Your TRT labs on 210 mg/week honestly look very solid overall. Free T dramatically improved, SHBG normalized, hematology stayed controlled, lipids remained acceptable, PSA excellent, glucose/insulin excellent. More importantly, subjective wellbeing improved, which matters just as much as numbers.

Regarding the current cycle:
2366 total T with E2 at 104 on 600 mg/week is not shocking at all. That does not automatically make you a “high aromatizer.” Estradiol generally rises proportionally with testosterone, especially when free T is very high like yours. The important part is symptoms and overall balance.
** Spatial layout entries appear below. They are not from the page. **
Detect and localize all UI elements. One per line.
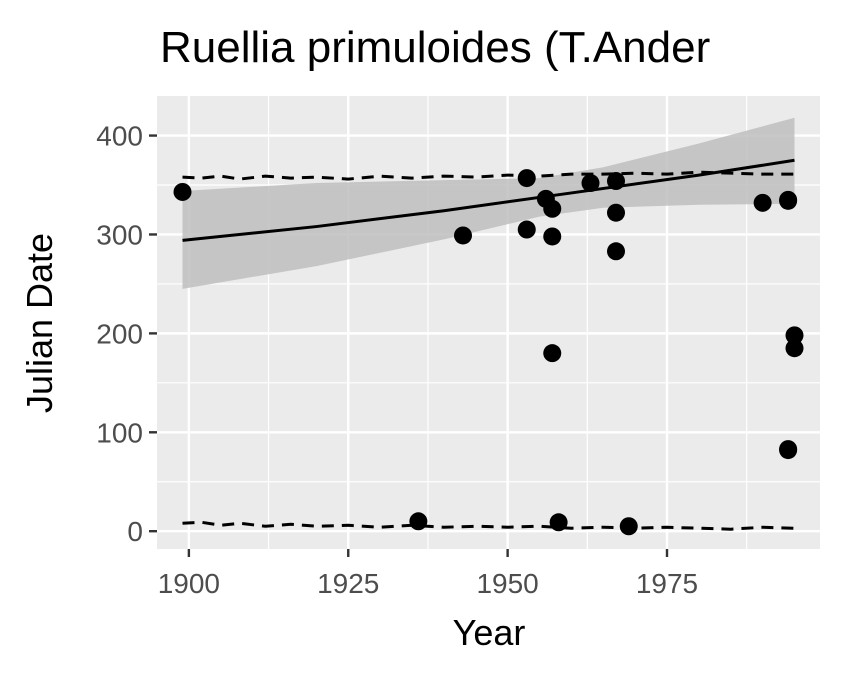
x-axis: 1900 1925 1950 1975 (158, 549, 698, 599)
data-point (753, 193, 772, 212)
data-point (581, 174, 600, 193)
y-tick-label: 400 (96, 121, 143, 152)
x-tick-label: 1950 (476, 568, 538, 599)
x-tick-label: 1900 (158, 568, 220, 599)
chart-title: Ruellia primuloides (T.Ander (160, 23, 710, 72)
x-axis-title: Year (453, 612, 526, 653)
y-tick-label: 300 (96, 219, 143, 250)
data-point (779, 441, 798, 460)
y-axis: 0 100 200 300 400 (96, 121, 157, 547)
data-point (785, 339, 804, 358)
data-point (173, 182, 192, 201)
data-point (543, 227, 562, 246)
x-tick-label: 1925 (317, 568, 379, 599)
x-tick-label: 1975 (636, 568, 698, 599)
dashed-lower-line (182, 520, 795, 531)
points-layer (173, 169, 804, 536)
y-tick-label: 0 (127, 516, 143, 547)
data-point (517, 220, 536, 239)
dashed-lines-layer (182, 170, 795, 531)
y-axis-title: Julian Date (19, 233, 60, 413)
trend-line (182, 158, 795, 242)
data-point (607, 242, 625, 261)
y-tick-label: 200 (96, 318, 143, 349)
data-point (543, 199, 562, 218)
data-point (454, 226, 472, 245)
data-point (517, 169, 536, 188)
dashed-upper-line (182, 170, 795, 181)
data-point (409, 512, 428, 531)
data-point (607, 172, 625, 191)
data-point (543, 344, 562, 363)
trend-line-layer (182, 158, 795, 242)
data-point (779, 191, 798, 210)
data-point (549, 513, 568, 532)
y-tick-label: 100 (96, 417, 143, 448)
data-point (607, 203, 625, 222)
data-point (619, 517, 638, 536)
data-point (785, 326, 804, 345)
That said, the recent fatigue/lethargy could absolutely be estrogen related, but I would not rush into aggressively crushing E2 with an AI. A lot of experienced guys feel worse once estrogen gets pushed too low, especially at your age range where joint health, mood, libido, cardiovascular function and cognition matter.
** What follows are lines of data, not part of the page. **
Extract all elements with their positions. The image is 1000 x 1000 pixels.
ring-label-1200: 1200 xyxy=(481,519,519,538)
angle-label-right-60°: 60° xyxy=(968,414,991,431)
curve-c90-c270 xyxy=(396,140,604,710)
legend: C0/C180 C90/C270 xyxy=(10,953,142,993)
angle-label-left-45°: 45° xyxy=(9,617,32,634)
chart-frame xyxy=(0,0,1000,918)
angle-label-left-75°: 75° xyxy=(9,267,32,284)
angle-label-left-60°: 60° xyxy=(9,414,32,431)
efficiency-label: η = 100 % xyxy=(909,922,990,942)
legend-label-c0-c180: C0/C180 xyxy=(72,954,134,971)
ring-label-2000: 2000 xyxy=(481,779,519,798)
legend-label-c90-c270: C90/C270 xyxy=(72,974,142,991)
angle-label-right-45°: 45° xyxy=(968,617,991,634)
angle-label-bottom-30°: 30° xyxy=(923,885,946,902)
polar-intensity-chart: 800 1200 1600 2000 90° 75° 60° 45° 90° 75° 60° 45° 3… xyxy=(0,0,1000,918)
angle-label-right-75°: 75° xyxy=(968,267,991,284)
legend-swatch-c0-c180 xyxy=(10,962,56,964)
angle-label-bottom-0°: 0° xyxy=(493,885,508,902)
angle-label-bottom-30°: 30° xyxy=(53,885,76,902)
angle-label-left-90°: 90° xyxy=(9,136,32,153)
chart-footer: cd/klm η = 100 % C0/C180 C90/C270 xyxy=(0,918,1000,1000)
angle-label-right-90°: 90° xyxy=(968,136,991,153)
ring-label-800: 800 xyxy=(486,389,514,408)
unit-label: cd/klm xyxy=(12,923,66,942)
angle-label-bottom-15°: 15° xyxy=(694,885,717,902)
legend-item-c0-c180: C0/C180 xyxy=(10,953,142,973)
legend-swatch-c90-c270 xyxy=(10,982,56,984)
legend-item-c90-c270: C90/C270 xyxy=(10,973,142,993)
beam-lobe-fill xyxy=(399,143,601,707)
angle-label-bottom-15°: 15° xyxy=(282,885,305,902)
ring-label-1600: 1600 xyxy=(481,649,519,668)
Personally, I think your own post already identified the likely answer:
500 mg/week probably suited you better than 600 mg/week.

Your body seemed to respond extremely well even before the increase, and sometimes the extra 100 mg just creates more aromatization, more systemic stress and less “feel good” return.

If it were me, I would:
• Drop back to 500 mg/week first
• Keep Proviron where it is for now
• Reassess symptoms for 10-14 days
• Only introduce an AI if symptoms persist or worsen

Because your bloodwork honestly still looks pretty controlled for 600 mg:
HCT reasonable
Lipids decent
Kidney markers good
PSA excellent
Prolactin controlled

You clearly tolerate testosterone well overall.

As for TRT targets, I’d focus less on chasing a specific total T number and more on:
• free T
• symptom resolution
• recovery
• libido
• sleep
• blood pressure
• hematology/lipids

Some guys feel amazing at 800 total T, others need 1300+. Your SHBG dynamics make your situation different from average TRT users, so comparing your dose requirements to “standard” 140-200 mg/week protocols is probably not very useful.

Your 210 mg/week protocol already produced:
799 total T
198 free T
excellent symptom improvement

Honestly, that already looks like a very successful TRT setup.

I also think your sleep deprivation history is a bigger variable than you may realize. Thirty years of rotating shifts and chronic sleep disruption can blunt recovery, energy and hormonal signaling hard. Sometimes guys try to out-drug lifestyle stressors that still need to be addressed separately.

Overall though:
Very impressive bloodwork.
Very thoughtful approach.
And both PSL and Dragon Pharma seem to be treating you extremely well based on these results.